Visual, non-automated time-motion analysis has been used as a method of analysing performance in both competition and training conditions in a variety of sports, including combat sports, and is thought to have some utility in detecting change in performance as a result of training interventions.
Two separate studies were conducted on high-level Brazilian judo athletes. The first study had 25 male athletes perform 2 5-minute simulated matches, one week apart, and compared performance in these matches with measures of blood lactate and heart rate.
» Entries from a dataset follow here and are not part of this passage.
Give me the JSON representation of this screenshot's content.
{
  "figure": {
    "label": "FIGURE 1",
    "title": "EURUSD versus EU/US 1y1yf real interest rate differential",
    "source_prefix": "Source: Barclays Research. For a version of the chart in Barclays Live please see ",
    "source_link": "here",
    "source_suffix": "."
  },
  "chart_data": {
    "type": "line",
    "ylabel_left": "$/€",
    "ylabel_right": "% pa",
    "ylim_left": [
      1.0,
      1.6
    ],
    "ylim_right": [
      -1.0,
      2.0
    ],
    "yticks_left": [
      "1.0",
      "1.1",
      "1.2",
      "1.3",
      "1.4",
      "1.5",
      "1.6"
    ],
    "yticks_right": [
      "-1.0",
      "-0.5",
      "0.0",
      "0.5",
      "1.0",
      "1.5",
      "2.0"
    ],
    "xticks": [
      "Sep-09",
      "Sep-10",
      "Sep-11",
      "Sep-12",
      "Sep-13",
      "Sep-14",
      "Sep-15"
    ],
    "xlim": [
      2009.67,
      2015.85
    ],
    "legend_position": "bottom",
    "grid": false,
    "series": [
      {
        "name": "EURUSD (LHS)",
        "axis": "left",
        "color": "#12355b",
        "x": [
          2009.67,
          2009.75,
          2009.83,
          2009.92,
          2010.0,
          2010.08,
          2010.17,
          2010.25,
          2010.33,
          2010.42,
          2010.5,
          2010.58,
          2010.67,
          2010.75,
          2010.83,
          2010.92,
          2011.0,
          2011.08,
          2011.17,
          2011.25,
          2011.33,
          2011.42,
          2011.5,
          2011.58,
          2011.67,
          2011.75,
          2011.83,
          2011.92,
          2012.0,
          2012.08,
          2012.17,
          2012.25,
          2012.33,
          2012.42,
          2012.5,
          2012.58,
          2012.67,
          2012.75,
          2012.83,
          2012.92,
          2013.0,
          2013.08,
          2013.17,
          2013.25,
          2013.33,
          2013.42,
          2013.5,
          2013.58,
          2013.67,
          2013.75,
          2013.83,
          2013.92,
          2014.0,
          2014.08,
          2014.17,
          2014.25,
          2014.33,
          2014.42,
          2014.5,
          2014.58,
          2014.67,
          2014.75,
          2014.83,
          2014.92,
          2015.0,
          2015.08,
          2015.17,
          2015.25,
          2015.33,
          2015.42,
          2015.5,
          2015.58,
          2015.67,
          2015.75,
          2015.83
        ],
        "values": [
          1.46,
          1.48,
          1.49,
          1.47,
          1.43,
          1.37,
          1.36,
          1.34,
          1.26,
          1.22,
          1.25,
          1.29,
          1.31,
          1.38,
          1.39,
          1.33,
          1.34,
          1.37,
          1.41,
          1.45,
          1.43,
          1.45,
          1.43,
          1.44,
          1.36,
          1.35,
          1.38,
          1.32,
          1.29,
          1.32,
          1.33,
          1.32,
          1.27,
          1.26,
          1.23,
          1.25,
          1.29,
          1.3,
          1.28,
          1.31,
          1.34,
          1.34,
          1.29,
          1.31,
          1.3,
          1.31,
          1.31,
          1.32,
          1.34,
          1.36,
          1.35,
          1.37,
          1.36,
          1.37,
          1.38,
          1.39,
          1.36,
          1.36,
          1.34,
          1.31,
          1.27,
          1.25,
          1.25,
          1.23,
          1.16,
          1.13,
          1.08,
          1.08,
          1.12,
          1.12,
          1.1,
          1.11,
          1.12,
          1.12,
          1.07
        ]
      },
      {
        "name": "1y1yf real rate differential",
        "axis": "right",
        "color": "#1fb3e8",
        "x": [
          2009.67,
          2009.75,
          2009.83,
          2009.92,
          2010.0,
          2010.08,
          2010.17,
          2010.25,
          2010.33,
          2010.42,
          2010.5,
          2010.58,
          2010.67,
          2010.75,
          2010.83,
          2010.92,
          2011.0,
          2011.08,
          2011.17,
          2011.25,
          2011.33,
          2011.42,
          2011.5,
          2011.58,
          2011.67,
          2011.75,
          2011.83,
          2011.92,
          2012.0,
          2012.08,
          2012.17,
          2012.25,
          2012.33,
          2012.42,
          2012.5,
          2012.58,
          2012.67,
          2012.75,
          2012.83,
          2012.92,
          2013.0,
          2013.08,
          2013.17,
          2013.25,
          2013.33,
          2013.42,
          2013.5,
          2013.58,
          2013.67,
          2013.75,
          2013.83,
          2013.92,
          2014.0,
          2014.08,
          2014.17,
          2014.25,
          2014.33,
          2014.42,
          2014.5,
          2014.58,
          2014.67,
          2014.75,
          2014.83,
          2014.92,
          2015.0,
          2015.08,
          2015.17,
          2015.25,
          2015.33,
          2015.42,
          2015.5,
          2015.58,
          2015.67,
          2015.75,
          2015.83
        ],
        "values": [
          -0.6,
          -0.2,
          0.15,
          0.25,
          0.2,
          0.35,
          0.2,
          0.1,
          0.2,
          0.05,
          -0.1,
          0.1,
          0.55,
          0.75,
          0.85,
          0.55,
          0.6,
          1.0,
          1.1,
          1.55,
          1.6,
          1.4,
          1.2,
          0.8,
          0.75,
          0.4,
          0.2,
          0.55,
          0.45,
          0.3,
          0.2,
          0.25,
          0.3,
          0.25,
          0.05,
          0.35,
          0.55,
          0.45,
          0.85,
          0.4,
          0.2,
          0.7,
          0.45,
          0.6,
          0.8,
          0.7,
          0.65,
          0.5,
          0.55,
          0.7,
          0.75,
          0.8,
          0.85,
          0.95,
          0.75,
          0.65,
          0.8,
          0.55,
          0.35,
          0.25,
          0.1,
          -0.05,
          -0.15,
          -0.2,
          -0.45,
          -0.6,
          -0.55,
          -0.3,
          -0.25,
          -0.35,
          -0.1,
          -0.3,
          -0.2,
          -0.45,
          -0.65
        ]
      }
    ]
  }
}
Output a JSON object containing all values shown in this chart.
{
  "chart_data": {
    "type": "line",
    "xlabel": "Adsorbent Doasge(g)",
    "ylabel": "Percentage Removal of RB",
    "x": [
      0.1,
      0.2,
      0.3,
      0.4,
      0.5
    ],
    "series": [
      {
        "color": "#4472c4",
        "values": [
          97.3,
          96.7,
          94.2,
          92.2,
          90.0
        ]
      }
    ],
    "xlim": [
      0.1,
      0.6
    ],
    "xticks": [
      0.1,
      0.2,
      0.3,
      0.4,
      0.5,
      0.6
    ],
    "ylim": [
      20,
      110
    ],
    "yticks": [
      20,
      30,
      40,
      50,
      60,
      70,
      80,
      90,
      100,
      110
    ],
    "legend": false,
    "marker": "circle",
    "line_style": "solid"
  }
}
The second study had 12 male athletes perform 4 5-minute simulated matches, 72 hours apart, and compared performance with blood lactate levels only.
The aspects of performance analysed in the time-motion analysis were
– Number, total time, and time per sequence in tachi-waza (standing fight)
– Number, total time, and time per sequence in ne-waza (groundwork fight)
– Time per combat sequence and total combat time
– Time per interval phase and total interval time
– Number of attacks
– Number of scoring actions
– Number of penalties received
– Efficiency (scoring actions expressed as a percentage of total attacks)
– Number of ashi-waza (leg techniques)
– Number of te-waza (arm techniques)
– Number of koshi-waza (hip techniques)
– Number of sutemiwaza (sacrifice techniques).
Variables were relatively constant across the testing periods, indicating that the athletes performed in a similar manner when matched against the same opponent. Time-motion analysis was able to detect moderate variation in time in tachi-waza and peak blood lactate, but for all other variables could only detect large variation.
The findings of this study suggest that time-motion analysis of simulated judo matches lacks the sensitivity to detect variance in performance.